Buddy Jewell @Randy Wood’s
Fri., Feb. 8, 8 P.M., $48
IF the name Buddy Jewell sounds familiar, that’s because it’s a name that’s synonymous with genuine country music. Ever since winning the Nashville Star TV show in 2003, Jewell has been churning out country hits and playing to fans all over the world. He's successfully managed to avoid the bro country phenomenon that has plagued Nashville in the last several years, making him something of a rebel.
Jewell, who plays Randy Wood’s Pickin’ Parlor on Fri., Feb. 8, has continued to release acclaimed albums and EPs since his initial success on the heels of his TV win, and is so busy that he spoke to us just after landing in Switzerland for a festival date in Zurich.
Tell me about your early life in music and introduction to country.
Buddy: I grew up in northeast Arkansas, and my mom and dad came from a little town called Dyess. It's Johnny Cash's hometown as well, so I was a Johnny Cash fan. My dad loved traditional country music, especially great singer songwriters like Marty Robbins, Johnny Horton, guys like that. When I was 14 I started playing guitar, and I realized that my feel and style was more country than pop so I started doing that.
Nashville Star really jump-started your career. If you could sum up that experience all these years later, how would you do that?
Buddy: I've got no regrets about that show. I don't think I would've ever gotten a record deal without it. I was in Nashville for 10 years prior to that and couldn't get a deal. All the label guys loved my singing but they didn't like the way I looked. I was too old for them and all of that. But it was a lot of fun to do the show. It was very nerve-wracking because it was live, and I thought they would vote me off the first week because I was the oldest person on the show [laughs].
So there was nobody more surprised than me that every week they kept me. I was shocked that I won – I think the only person that was more shocked than me was Miranda [Lambert].
With a lot of these kinds of shows, some people go on to do really well. But it doesn’t always pan out that way with winners. For you to get this deal and then pretty much immediately have a hit was huge. What was that like for you, the snowball effect of the whole thing?
Buddy: It was almost like I was watching it happen to somebody else, almost an out-of-body thing. One day, not too much longer after the single came out, I was at Wal-Mart doing some shopping and my daughter said, "Dad, I think that lady right there knows who you are. She's been following us for the last six aisles."

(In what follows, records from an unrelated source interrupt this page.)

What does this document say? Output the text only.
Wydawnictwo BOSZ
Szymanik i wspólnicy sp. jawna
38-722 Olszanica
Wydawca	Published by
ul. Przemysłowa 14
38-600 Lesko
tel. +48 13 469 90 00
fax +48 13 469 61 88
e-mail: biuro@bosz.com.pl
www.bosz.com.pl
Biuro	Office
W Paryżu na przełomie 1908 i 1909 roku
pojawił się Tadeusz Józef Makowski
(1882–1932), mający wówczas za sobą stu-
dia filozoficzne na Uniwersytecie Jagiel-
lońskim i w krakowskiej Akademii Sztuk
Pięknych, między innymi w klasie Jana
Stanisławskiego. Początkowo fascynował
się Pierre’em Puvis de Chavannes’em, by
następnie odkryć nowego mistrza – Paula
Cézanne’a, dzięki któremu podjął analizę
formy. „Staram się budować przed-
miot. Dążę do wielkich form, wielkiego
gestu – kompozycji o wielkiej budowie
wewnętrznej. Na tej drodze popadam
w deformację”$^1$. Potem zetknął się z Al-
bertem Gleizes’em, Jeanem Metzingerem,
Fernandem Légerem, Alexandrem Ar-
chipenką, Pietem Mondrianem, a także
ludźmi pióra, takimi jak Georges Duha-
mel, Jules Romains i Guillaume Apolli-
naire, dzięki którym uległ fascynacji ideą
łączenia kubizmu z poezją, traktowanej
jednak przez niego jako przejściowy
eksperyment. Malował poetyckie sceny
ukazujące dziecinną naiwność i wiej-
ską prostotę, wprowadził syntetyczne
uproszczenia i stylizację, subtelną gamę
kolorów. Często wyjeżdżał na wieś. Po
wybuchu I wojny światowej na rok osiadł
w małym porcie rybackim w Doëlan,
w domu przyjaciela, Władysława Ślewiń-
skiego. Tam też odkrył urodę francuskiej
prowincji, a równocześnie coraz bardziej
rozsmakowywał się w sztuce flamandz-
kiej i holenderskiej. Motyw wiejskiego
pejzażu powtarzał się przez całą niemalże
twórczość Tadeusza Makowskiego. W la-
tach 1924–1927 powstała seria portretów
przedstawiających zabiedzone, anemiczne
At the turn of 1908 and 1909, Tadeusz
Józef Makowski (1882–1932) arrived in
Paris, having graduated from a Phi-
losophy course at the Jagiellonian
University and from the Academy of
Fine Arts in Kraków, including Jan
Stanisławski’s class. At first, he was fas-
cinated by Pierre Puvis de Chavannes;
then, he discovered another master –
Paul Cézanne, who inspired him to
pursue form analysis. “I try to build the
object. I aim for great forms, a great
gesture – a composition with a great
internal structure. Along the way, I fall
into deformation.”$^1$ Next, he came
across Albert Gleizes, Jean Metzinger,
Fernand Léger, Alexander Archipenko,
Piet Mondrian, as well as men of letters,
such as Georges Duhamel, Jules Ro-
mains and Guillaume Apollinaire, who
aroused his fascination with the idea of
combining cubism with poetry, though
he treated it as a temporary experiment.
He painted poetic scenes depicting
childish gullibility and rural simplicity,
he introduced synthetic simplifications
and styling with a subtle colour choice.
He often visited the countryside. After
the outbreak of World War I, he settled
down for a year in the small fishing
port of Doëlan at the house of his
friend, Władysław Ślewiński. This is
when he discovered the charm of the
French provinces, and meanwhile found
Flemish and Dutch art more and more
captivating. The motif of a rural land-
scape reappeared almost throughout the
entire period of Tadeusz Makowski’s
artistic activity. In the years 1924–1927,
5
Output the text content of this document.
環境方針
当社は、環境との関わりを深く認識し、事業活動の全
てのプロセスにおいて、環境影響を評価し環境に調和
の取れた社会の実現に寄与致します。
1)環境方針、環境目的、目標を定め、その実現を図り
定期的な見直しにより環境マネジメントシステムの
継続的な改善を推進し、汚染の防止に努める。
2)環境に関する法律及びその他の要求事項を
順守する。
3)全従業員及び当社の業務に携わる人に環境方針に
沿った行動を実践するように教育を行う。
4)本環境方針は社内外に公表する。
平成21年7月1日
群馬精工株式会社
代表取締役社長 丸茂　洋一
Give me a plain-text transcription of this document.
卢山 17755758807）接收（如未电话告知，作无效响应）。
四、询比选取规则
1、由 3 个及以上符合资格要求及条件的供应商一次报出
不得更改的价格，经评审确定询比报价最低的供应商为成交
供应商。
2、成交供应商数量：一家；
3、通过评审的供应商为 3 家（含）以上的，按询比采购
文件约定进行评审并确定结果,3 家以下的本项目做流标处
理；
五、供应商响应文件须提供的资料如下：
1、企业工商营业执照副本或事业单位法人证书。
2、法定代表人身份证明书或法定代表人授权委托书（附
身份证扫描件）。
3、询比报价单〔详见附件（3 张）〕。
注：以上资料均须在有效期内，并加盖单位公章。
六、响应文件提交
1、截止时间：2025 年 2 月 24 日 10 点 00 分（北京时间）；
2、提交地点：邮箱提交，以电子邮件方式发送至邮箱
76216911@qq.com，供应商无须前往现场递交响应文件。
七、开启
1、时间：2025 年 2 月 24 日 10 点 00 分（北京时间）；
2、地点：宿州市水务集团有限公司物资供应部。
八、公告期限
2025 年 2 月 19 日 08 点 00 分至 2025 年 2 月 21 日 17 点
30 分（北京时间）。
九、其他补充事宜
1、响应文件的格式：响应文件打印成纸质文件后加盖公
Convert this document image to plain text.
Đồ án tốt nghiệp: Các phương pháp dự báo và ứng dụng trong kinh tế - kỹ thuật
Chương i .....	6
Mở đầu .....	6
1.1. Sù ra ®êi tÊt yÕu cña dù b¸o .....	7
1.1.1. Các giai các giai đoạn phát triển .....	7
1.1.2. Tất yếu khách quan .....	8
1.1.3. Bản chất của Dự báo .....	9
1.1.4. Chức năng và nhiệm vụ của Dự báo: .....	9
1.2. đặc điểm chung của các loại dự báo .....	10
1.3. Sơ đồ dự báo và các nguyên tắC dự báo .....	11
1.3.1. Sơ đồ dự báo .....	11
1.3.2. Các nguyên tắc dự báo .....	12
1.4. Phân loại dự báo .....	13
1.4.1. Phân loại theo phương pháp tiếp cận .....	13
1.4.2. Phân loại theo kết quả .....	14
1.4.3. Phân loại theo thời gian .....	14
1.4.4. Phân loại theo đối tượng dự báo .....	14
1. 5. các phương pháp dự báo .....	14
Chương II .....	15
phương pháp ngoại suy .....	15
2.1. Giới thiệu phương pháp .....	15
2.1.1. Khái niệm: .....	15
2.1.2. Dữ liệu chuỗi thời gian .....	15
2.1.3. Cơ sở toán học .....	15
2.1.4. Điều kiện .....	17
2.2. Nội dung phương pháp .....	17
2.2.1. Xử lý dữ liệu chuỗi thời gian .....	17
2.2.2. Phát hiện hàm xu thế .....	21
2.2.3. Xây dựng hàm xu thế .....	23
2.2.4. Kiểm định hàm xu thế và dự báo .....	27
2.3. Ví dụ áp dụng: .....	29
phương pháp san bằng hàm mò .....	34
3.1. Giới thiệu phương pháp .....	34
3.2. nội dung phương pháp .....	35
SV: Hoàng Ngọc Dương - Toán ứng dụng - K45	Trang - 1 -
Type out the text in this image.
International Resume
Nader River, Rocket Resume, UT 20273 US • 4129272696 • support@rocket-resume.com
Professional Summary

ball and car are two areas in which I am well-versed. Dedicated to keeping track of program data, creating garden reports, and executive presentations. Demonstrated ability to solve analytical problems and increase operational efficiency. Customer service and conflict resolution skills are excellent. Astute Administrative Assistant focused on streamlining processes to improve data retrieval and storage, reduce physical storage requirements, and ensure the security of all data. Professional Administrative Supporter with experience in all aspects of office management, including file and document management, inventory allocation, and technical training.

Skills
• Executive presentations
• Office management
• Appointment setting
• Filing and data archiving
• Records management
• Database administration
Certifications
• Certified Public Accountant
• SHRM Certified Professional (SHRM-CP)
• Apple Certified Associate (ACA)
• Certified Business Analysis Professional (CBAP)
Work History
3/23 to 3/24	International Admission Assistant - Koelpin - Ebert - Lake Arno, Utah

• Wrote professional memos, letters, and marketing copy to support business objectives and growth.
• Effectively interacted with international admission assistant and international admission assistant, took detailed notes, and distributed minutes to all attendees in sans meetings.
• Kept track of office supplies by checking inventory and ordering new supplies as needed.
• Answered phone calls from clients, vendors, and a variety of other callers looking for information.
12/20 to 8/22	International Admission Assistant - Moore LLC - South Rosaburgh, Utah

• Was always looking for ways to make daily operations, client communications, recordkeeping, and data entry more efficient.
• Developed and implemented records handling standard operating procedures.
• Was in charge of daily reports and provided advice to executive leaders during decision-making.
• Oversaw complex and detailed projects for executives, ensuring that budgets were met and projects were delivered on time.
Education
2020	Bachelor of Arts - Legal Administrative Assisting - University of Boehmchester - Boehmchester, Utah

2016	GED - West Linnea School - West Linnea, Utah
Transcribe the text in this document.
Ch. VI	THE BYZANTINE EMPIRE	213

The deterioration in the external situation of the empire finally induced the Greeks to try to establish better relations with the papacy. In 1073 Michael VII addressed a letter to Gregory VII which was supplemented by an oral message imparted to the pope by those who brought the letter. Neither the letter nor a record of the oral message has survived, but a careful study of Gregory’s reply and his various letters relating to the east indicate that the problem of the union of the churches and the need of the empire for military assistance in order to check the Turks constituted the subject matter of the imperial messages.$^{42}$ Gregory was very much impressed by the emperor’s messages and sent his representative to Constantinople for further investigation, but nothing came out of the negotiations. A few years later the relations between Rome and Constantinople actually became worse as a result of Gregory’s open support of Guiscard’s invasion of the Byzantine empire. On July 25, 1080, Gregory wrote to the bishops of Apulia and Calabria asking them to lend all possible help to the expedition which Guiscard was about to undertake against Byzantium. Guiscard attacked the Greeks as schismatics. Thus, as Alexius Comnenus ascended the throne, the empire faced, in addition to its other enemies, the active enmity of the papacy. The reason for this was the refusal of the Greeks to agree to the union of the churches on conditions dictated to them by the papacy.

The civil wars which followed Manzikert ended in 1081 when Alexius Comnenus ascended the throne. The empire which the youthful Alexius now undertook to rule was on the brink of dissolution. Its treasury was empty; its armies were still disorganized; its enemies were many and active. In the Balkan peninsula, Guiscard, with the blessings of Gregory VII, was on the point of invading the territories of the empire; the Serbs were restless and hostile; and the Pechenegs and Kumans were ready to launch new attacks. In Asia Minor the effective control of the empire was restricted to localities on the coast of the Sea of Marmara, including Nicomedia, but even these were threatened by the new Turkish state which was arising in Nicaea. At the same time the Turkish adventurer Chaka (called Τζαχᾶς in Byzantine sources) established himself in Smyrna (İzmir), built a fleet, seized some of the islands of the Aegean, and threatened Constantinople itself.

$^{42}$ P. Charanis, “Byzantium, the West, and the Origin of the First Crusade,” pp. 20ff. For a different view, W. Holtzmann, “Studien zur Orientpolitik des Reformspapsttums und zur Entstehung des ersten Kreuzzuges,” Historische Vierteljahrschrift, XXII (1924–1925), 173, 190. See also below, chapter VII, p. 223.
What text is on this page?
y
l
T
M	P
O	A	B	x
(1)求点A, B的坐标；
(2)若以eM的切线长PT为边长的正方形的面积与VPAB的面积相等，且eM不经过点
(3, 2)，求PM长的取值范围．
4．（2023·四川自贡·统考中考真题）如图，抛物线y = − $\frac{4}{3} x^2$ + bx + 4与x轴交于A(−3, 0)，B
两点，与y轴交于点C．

So I went from being a nobody to people following me around in Wal-Mart, which I think is funny. It was a great experience. I’m so amazed by the power of television. I’m sitting here talking to you from Zurich, because of a television show from 15 years ago. That’s just how strong it was.
In 2015 you did an album of classic country songs called My Father’s Country. Was your impetus for that to go back and explore the stuff that you grew up on?
Buddy: I had always wanted to do a classic country covers project. The label that I was working with said, "We'd love for you to do a covers record." I was literally thinking the same thing. So when we started putting stuff together, George Hamilton IV was one of the artists on the label before he passed away. I loved the song "Abilene" that he did, and decided that I wanted to make that the cornerstone of the project.
As I was listening to songs, I said, “My dad loved all these songs that I’m listening to.” So I decided to pick 10 songs that he really loved and make it a tribute to him.
After so many years, you’re still touring and making records. What keeps you going, and what does country music mean to you?
Buddy: What keeps me going is the music, and the people. I genuinely love to spend time after shows meeting folks and taking pictures and all of that. I do a Facebook Live thing every Tuesday, and I try to go back and like all the comments to let people know that I'm paying attention [laughs].
I love performing, I love writing, and I especially love the creative part of making a record. As far as the genre goes, I’ve been over the bro country stuff for a long time and have been hoping that we’re getting some better music coming along. I think we are.
I think so too! I think we’re seeing a return.
Buddy: Yeah. But all I can do is keep doing what I do and be me.